While having dinner last night, I overheard this conversation between my daughter and youngest son.

Missy: "If you had one wish, what would it be?"
Matthew: "I'll wish Mama's mom back."
Missy: "Why?"
Matthew: "Because that would make Mama happy."

How sensitive is my son to my feelings.  Oftentimes, I even think that, at his tender age of 8, he knows me even deeper than most people do.  I thanked him for what he wished for but quickly added that I did not desire for his Lola to come back.  If she does, I told him, she'd only get sick again and I do not want that.  She is much better off staying in heaven...

Mom and Matthew in 2005


  1. What a sweet and selfless thing to wish for! Most 8 year old boys would wish for the latest video game or the like! Your son has a beautiful heart :)

  2. What a compassionate little boy your son.

    My oldest son (12) once had a sort-of similar conversation with me when he was 8-9 years old. It's not that it's similar in wishing for me really, but the sentiment of thought is the same. Tear-inducing for sure. We were in the car and he asked if I thought I was going to heaven when I died. I said "yes." He thought for a moment on that answer. He got teary-eyed. I asked if he was alright. He looked at me through the rear view mirror and said "I want to go with you!" I didn't know what to say - how does a parent respond to that without scaring them further? He suddenly burst out with "Well, when you do go to heaven I'm going to hold onto your foot so I can go "up" with you."

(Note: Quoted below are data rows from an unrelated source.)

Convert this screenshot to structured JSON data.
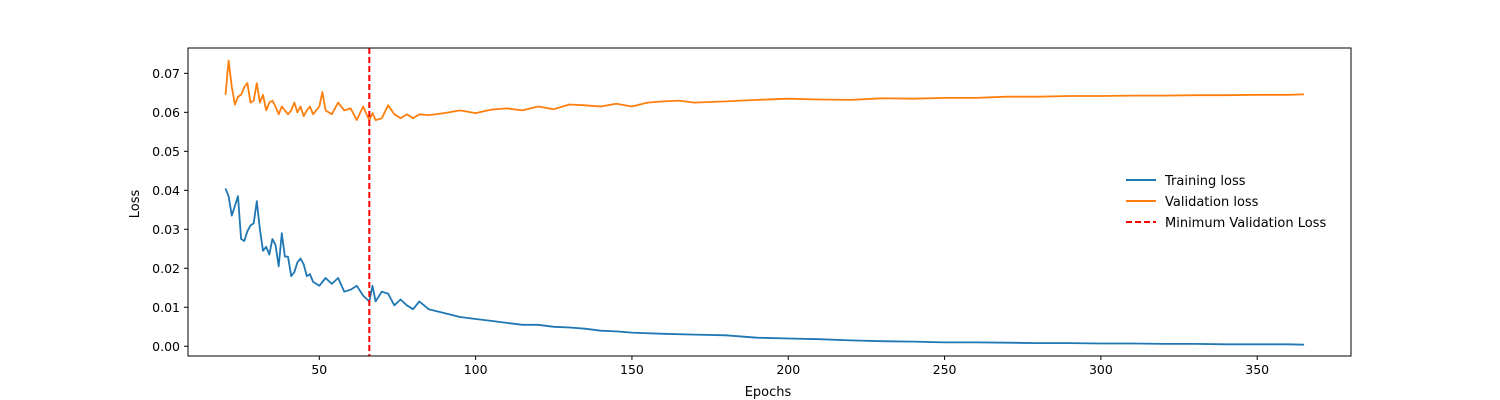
{
  "chart_data": {
    "type": "line",
    "xlabel": "Epochs",
    "ylabel": "Loss",
    "xlim": [
      8,
      380
    ],
    "ylim": [
      -0.0025,
      0.0765
    ],
    "xticks": [
      50,
      100,
      150,
      200,
      250,
      300,
      350
    ],
    "yticks": [
      0.0,
      0.01,
      0.02,
      0.03,
      0.04,
      0.05,
      0.06,
      0.07
    ],
    "ytick_labels": [
      "0.00",
      "0.01",
      "0.02",
      "0.03",
      "0.04",
      "0.05",
      "0.06",
      "0.07"
    ],
    "grid": false,
    "legend_position": "center-right",
    "series": [
      {
        "name": "Training loss",
        "color": "#1f77b4",
        "style": "solid",
        "x": [
          20,
          21,
          22,
          24,
          25,
          26,
          27,
          28,
          29,
          30,
          31,
          32,
          33,
          34,
          35,
          36,
          37,
          38,
          39,
          40,
          41,
          42,
          43,
          44,
          45,
          46,
          47,
          48,
          50,
          52,
          54,
          56,
          58,
          60,
          62,
          64,
          66,
          67,
          68,
          70,
          72,
          74,
          76,
          78,
          80,
          82,
          85,
          90,
          95,
          100,
          105,
          110,
          115,
          120,
          125,
          130,
          135,
          140,
          145,
          150,
          160,
          170,
          180,
          190,
          200,
          210,
          220,
          230,
          240,
          250,
          260,
          270,
          280,
          290,
          300,
          310,
          320,
          330,
          340,
          350,
          360,
          365
        ],
        "y": [
          0.0405,
          0.0385,
          0.0335,
          0.0385,
          0.0275,
          0.027,
          0.0295,
          0.031,
          0.0315,
          0.0372,
          0.03,
          0.0245,
          0.0255,
          0.0235,
          0.0275,
          0.026,
          0.0205,
          0.029,
          0.023,
          0.023,
          0.018,
          0.019,
          0.0215,
          0.0225,
          0.021,
          0.018,
          0.0185,
          0.0165,
          0.0155,
          0.0175,
          0.016,
          0.0175,
          0.014,
          0.0145,
          0.0155,
          0.013,
          0.0115,
          0.0155,
          0.0115,
          0.014,
          0.0135,
          0.0105,
          0.012,
          0.0105,
          0.0095,
          0.0115,
          0.0095,
          0.0085,
          0.0075,
          0.007,
          0.0065,
          0.006,
          0.0055,
          0.0055,
          0.005,
          0.0048,
          0.0045,
          0.004,
          0.0038,
          0.0035,
          0.0032,
          0.003,
          0.0028,
          0.0022,
          0.002,
          0.0018,
          0.0015,
          0.0013,
          0.0012,
          0.001,
          0.001,
          0.0009,
          0.0008,
          0.0008,
          0.0007,
          0.0007,
          0.0006,
          0.0006,
          0.0005,
          0.0005,
          0.0005,
          0.0004
        ]
      },
      {
        "name": "Validation loss",
        "color": "#ff7f0e",
        "style": "solid",
        "x": [
          20,
          21,
          22,
          23,
          24,
          25,
          26,
          27,
          28,
          29,
          30,
          31,
          32,
          33,
          34,
          35,
          36,
          37,
          38,
          39,
          40,
          41,
          42,
          43,
          44,
          45,
          46,
          47,
          48,
          50,
          51,
          52,
          54,
          56,
          58,
          60,
          62,
          64,
          66,
          67,
          68,
          70,
          72,
          74,
          76,
          78,
          80,
          82,
          85,
          90,
          95,
          100,
          105,
          110,
          115,
          120,
          125,
          130,
          135,
          140,
          145,
          150,
          155,
          160,
          165,
          170,
          180,
          190,
          200,
          210,
          220,
          230,
          240,
          250,
          260,
          270,
          280,
          290,
          300,
          310,
          320,
          330,
          340,
          350,
          360,
          365
        ],
        "y": [
          0.0645,
          0.0733,
          0.0665,
          0.062,
          0.064,
          0.0645,
          0.0665,
          0.0675,
          0.0625,
          0.063,
          0.0675,
          0.0625,
          0.0645,
          0.0605,
          0.0625,
          0.063,
          0.0615,
          0.0595,
          0.0615,
          0.0605,
          0.0595,
          0.0605,
          0.0625,
          0.06,
          0.0615,
          0.059,
          0.0605,
          0.0615,
          0.0595,
          0.0615,
          0.0652,
          0.0605,
          0.0595,
          0.0625,
          0.0605,
          0.061,
          0.058,
          0.0615,
          0.058,
          0.0598,
          0.058,
          0.0585,
          0.0618,
          0.0595,
          0.0585,
          0.0595,
          0.0585,
          0.0595,
          0.0593,
          0.0598,
          0.0605,
          0.0598,
          0.0607,
          0.061,
          0.0605,
          0.0615,
          0.0608,
          0.062,
          0.0618,
          0.0615,
          0.0622,
          0.0615,
          0.0625,
          0.0628,
          0.063,
          0.0625,
          0.0628,
          0.0632,
          0.0635,
          0.0633,
          0.0632,
          0.0636,
          0.0635,
          0.0637,
          0.0637,
          0.064,
          0.064,
          0.0642,
          0.0642,
          0.0643,
          0.0643,
          0.0644,
          0.0644,
          0.0645,
          0.0645,
          0.0646
        ]
      },
      {
        "name": "Minimum Validation Loss",
        "color": "#ff0000",
        "style": "dashed",
        "type": "vline",
        "x_value": 66
      }
    ]
  }
}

    I literally wept. I can only imagine what his thoughts were on the subject of heaven and a body levitating up towards the sky. But it didn't matter to him. He was going to hold onto my foot like a boy with a balloon string and go along for the ride. It made me feel so good (in a weird way) that my 8 year old child thought that deeply about dying and of me.

    Now, he has a tendency to yell at me. LOL Those tweens, I'll tell you. ;-) Thanks for sharing such a sweet story and for allowing me the memory of mine once again. Your response to your son taught him a valuable lesson of selflessness because even though you miss your mom and it would make you happy to see her again, you wouldn't want her back if that meant her pain. It's like the saying, "Train up a child and when he grows he shall never part." Keep up that wonderful mothering!

  3. It is amazing what our younger children come up with sometimes. I think that when they are still children, they "hear" heaven more clearly than we do as adults and so sometimes surprise us with something so profound.